Was auf den ersten Blick aussieht wie von oben aufoktroyierte Maßnahmen, erfreut sich tatsächlich großer Beliebtheit und stellt langsam die Infrastruktur wieder her, die sich früher in den Dörfern von selbst ergab. Die Aktionen zur Ortskern-Wiederbelebung werden von den Gemeindemitgliedern insgesamt sehr gut angenommen, meint Steudter, der selbst zum Projekt gekommen ist, „wie die Mutter zum Kinde“, es jetzt aber „voll mit lebt“.
Neben der Betreuung vor Ort steckt Steudter viel Energie in die Verbreitung des Wallmeroder Modells. Unermüdlich sucht er, zusammen mit dem Bürgermeister, den Austausch mit ähnlichen Projekten.
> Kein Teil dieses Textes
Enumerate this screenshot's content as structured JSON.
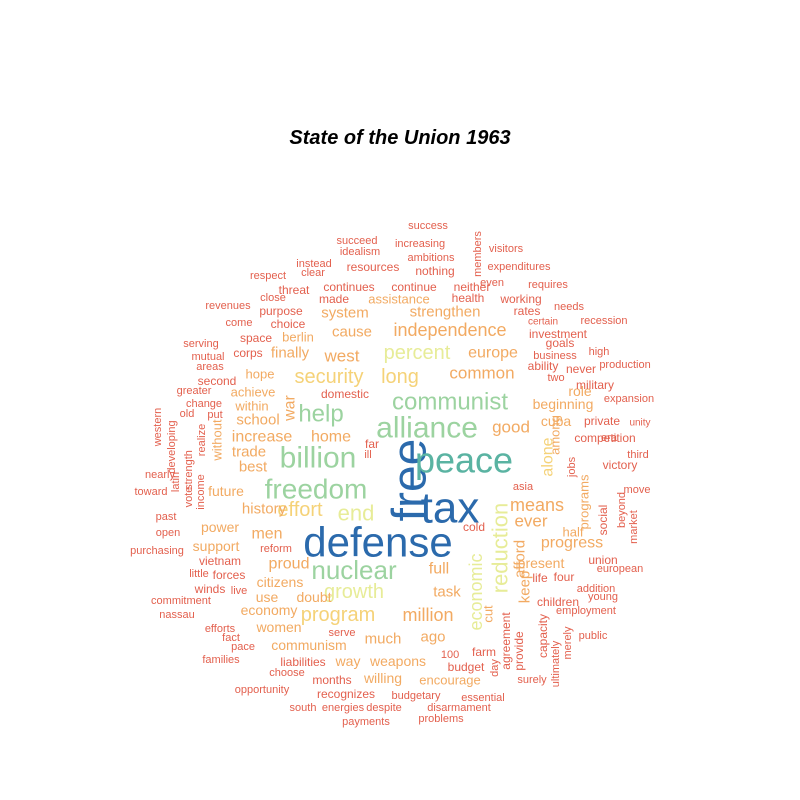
{
  "chart_data": {
    "type": "wordcloud",
    "title": "State of the Union 1963",
    "palette": {
      "1": "#2b6aac",
      "2": "#5ab3a2",
      "3": "#9cd3a0",
      "4": "#e7ec98",
      "5": "#f5d278",
      "6": "#f2aa62",
      "7": "#ea8655",
      "8": "#e3604e"
    },
    "words": [
      {
        "text": "free",
        "tier": 1
      },
      {
        "text": "tax",
        "tier": 1
      },
      {
        "text": "defense",
        "tier": 1
      },
      {
        "text": "peace",
        "tier": 2
      },
      {
        "text": "alliance",
        "tier": 3
      },
      {
        "text": "billion",
        "tier": 3
      },
      {
        "text": "freedom",
        "tier": 3
      },
      {
        "text": "nuclear",
        "tier": 3
      },
      {
        "text": "communist",
        "tier": 3
      },
      {
        "text": "help",
        "tier": 3
      },
      {
        "text": "reduction",
        "tier": 4
      },
      {
        "text": "economic",
        "tier": 4
      },
      {
        "text": "end",
        "tier": 4
      },
      {
        "text": "percent",
        "tier": 4
      },
      {
        "text": "growth",
        "tier": 4
      },
      {
        "text": "security",
        "tier": 5
      },
      {
        "text": "long",
        "tier": 5
      },
      {
        "text": "effort",
        "tier": 5
      },
      {
        "text": "program",
        "tier": 5
      },
      {
        "text": "alone",
        "tier": 5
      },
      {
        "text": "independence",
        "tier": 6
      },
      {
        "text": "common",
        "tier": 6
      },
      {
        "text": "europe",
        "tier": 6
      },
      {
        "text": "good",
        "tier": 6
      },
      {
        "text": "west",
        "tier": 6
      },
      {
        "text": "means",
        "tier": 6
      },
      {
        "text": "ever",
        "tier": 6
      },
      {
        "text": "progress",
        "tier": 6
      },
      {
        "text": "system",
        "tier": 6
      },
      {
        "text": "strengthen",
        "tier": 6
      },
      {
        "text": "cause",
        "tier": 6
      },
      {
        "text": "war",
        "tier": 6
      },
      {
        "text": "school",
        "tier": 6
      },
      {
        "text": "increase",
        "tier": 6
      },
      {
        "text": "home",
        "tier": 6
      },
      {
        "text": "trade",
        "tier": 6
      },
      {
        "text": "best",
        "tier": 6
      },
      {
        "text": "history",
        "tier": 6
      },
      {
        "text": "men",
        "tier": 6
      },
      {
        "text": "proud",
        "tier": 6
      },
      {
        "text": "million",
        "tier": 6
      },
      {
        "text": "full",
        "tier": 6
      },
      {
        "text": "task",
        "tier": 6
      },
      {
        "text": "much",
        "tier": 6
      },
      {
        "text": "ago",
        "tier": 6
      },
      {
        "text": "finally",
        "tier": 6
      },
      {
        "text": "future",
        "tier": 6
      },
      {
        "text": "power",
        "tier": 6
      },
      {
        "text": "support",
        "tier": 6
      },
      {
        "text": "citizens",
        "tier": 6
      },
      {
        "text": "economy",
        "tier": 6
      },
      {
        "text": "doubt",
        "tier": 6
      },
      {
        "text": "use",
        "tier": 6
      },
      {
        "text": "women",
        "tier": 6
      },
      {
        "text": "communism",
        "tier": 6
      },
      {
        "text": "way",
        "tier": 6
      },
      {
        "text": "weapons",
        "tier": 6
      },
      {
        "text": "willing",
        "tier": 6
      },
      {
        "text": "keep",
        "tier": 6
      },
      {
        "text": "afford",
        "tier": 6
      },
      {
        "text": "present",
        "tier": 6
      },
      {
        "text": "beginning",
        "tier": 6
      },
      {
        "text": "programs",
        "tier": 6
      },
      {
        "text": "cuba",
        "tier": 6
      },
      {
        "text": "role",
        "tier": 6
      },
      {
        "text": "among",
        "tier": 6
      },
      {
        "text": "hope",
        "tier": 6
      },
      {
        "text": "achieve",
        "tier": 6
      },
      {
        "text": "within",
        "tier": 6
      },
      {
        "text": "without",
        "tier": 6
      },
      {
        "text": "assistance",
        "tier": 6
      },
      {
        "text": "berlin",
        "tier": 6
      },
      {
        "text": "cut",
        "tier": 6
      },
      {
        "text": "half",
        "tier": 6
      },
      {
        "text": "encourage",
        "tier": 6
      },
      {
        "text": "success",
        "tier": 8
      },
      {
        "text": "succeed",
        "tier": 8
      },
      {
        "text": "increasing",
        "tier": 8
      },
      {
        "text": "members",
        "tier": 8
      },
      {
        "text": "visitors",
        "tier": 8
      },
      {
        "text": "idealism",
        "tier": 8
      },
      {
        "text": "ambitions",
        "tier": 8
      },
      {
        "text": "instead",
        "tier": 8
      },
      {
        "text": "resources",
        "tier": 8
      },
      {
        "text": "nothing",
        "tier": 8
      },
      {
        "text": "expenditures",
        "tier": 8
      },
      {
        "text": "respect",
        "tier": 8
      },
      {
        "text": "clear",
        "tier": 8
      },
      {
        "text": "even",
        "tier": 8
      },
      {
        "text": "requires",
        "tier": 8
      },
      {
        "text": "threat",
        "tier": 8
      },
      {
        "text": "continues",
        "tier": 8
      },
      {
        "text": "continue",
        "tier": 8
      },
      {
        "text": "neither",
        "tier": 8
      },
      {
        "text": "close",
        "tier": 8
      },
      {
        "text": "made",
        "tier": 8
      },
      {
        "text": "health",
        "tier": 8
      },
      {
        "text": "working",
        "tier": 8
      },
      {
        "text": "revenues",
        "tier": 8
      },
      {
        "text": "purpose",
        "tier": 8
      },
      {
        "text": "rates",
        "tier": 8
      },
      {
        "text": "needs",
        "tier": 8
      },
      {
        "text": "come",
        "tier": 8
      },
      {
        "text": "choice",
        "tier": 8
      },
      {
        "text": "certain",
        "tier": 8
      },
      {
        "text": "recession",
        "tier": 8
      },
      {
        "text": "space",
        "tier": 8
      },
      {
        "text": "investment",
        "tier": 8
      },
      {
        "text": "serving",
        "tier": 8
      },
      {
        "text": "goals",
        "tier": 8
      },
      {
        "text": "mutual",
        "tier": 8
      },
      {
        "text": "corps",
        "tier": 8
      },
      {
        "text": "business",
        "tier": 8
      },
      {
        "text": "high",
        "tier": 8
      },
      {
        "text": "areas",
        "tier": 8
      },
      {
        "text": "ability",
        "tier": 8
      },
      {
        "text": "never",
        "tier": 8
      },
      {
        "text": "production",
        "tier": 8
      },
      {
        "text": "second",
        "tier": 8
      },
      {
        "text": "military",
        "tier": 8
      },
      {
        "text": "greater",
        "tier": 8
      },
      {
        "text": "domestic",
        "tier": 8
      },
      {
        "text": "expansion",
        "tier": 8
      },
      {
        "text": "change",
        "tier": 8
      },
      {
        "text": "western",
        "tier": 8
      },
      {
        "text": "old",
        "tier": 8
      },
      {
        "text": "put",
        "tier": 8
      },
      {
        "text": "private",
        "tier": 8
      },
      {
        "text": "unity",
        "tier": 8
      },
      {
        "text": "developing",
        "tier": 8
      },
      {
        "text": "realize",
        "tier": 8
      },
      {
        "text": "far",
        "tier": 8
      },
      {
        "text": "era",
        "tier": 8
      },
      {
        "text": "third",
        "tier": 8
      },
      {
        "text": "strength",
        "tier": 8
      },
      {
        "text": "latin",
        "tier": 8
      },
      {
        "text": "ill",
        "tier": 8
      },
      {
        "text": "competition",
        "tier": 8
      },
      {
        "text": "nearly",
        "tier": 8
      },
      {
        "text": "victory",
        "tier": 8
      },
      {
        "text": "jobs",
        "tier": 8
      },
      {
        "text": "income",
        "tier": 8
      },
      {
        "text": "vote",
        "tier": 8
      },
      {
        "text": "toward",
        "tier": 8
      },
      {
        "text": "asia",
        "tier": 8
      },
      {
        "text": "social",
        "tier": 8
      },
      {
        "text": "move",
        "tier": 8
      },
      {
        "text": "past",
        "tier": 8
      },
      {
        "text": "beyond",
        "tier": 8
      },
      {
        "text": "cold",
        "tier": 8
      },
      {
        "text": "open",
        "tier": 8
      },
      {
        "text": "market",
        "tier": 8
      },
      {
        "text": "purchasing",
        "tier": 8
      },
      {
        "text": "reform",
        "tier": 8
      },
      {
        "text": "union",
        "tier": 8
      },
      {
        "text": "vietnam",
        "tier": 8
      },
      {
        "text": "european",
        "tier": 8
      },
      {
        "text": "little",
        "tier": 8
      },
      {
        "text": "forces",
        "tier": 8
      },
      {
        "text": "life",
        "tier": 8
      },
      {
        "text": "four",
        "tier": 8
      },
      {
        "text": "winds",
        "tier": 8
      },
      {
        "text": "live",
        "tier": 8
      },
      {
        "text": "addition",
        "tier": 8
      },
      {
        "text": "commitment",
        "tier": 8
      },
      {
        "text": "children",
        "tier": 8
      },
      {
        "text": "young",
        "tier": 8
      },
      {
        "text": "nassau",
        "tier": 8
      },
      {
        "text": "employment",
        "tier": 8
      },
      {
        "text": "efforts",
        "tier": 8
      },
      {
        "text": "fact",
        "tier": 8
      },
      {
        "text": "serve",
        "tier": 8
      },
      {
        "text": "capacity",
        "tier": 8
      },
      {
        "text": "public",
        "tier": 8
      },
      {
        "text": "pace",
        "tier": 8
      },
      {
        "text": "agreement",
        "tier": 8
      },
      {
        "text": "merely",
        "tier": 8
      },
      {
        "text": "families",
        "tier": 8
      },
      {
        "text": "liabilities",
        "tier": 8
      },
      {
        "text": "100",
        "tier": 8
      },
      {
        "text": "farm",
        "tier": 8
      },
      {
        "text": "provide",
        "tier": 8
      },
      {
        "text": "day",
        "tier": 8
      },
      {
        "text": "ultimately",
        "tier": 8
      },
      {
        "text": "choose",
        "tier": 8
      },
      {
        "text": "months",
        "tier": 8
      },
      {
        "text": "budget",
        "tier": 8
      },
      {
        "text": "surely",
        "tier": 8
      },
      {
        "text": "opportunity",
        "tier": 8
      },
      {
        "text": "recognizes",
        "tier": 8
      },
      {
        "text": "budgetary",
        "tier": 8
      },
      {
        "text": "essential",
        "tier": 8
      },
      {
        "text": "south",
        "tier": 8
      },
      {
        "text": "energies",
        "tier": 8
      },
      {
        "text": "despite",
        "tier": 8
      },
      {
        "text": "disarmament",
        "tier": 8
      },
      {
        "text": "payments",
        "tier": 8
      },
      {
        "text": "problems",
        "tier": 8
      },
      {
        "text": "two",
        "tier": 8
      }
    ]
  }
}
Gäste reisen aus Japan und Belgien an; Lütkefedder und Steudter selbst fahren kreuz und quer durch Deutschland, halten Vorträge, zeigen bunte Graphen und Tortendiagramme. Stolz präsentieren sie die Zahlen, die belegen, dass die Idee funktioniert. Und die Vermittlungsarbeit lohnt sich: Von Norddeutschland bis in tiefste Bayern findet Wallmerod Nachahmer. Die niedersächsische Samtgemeinde Barnstorf zum Beispiel hat das Modell 1:1 übernommen.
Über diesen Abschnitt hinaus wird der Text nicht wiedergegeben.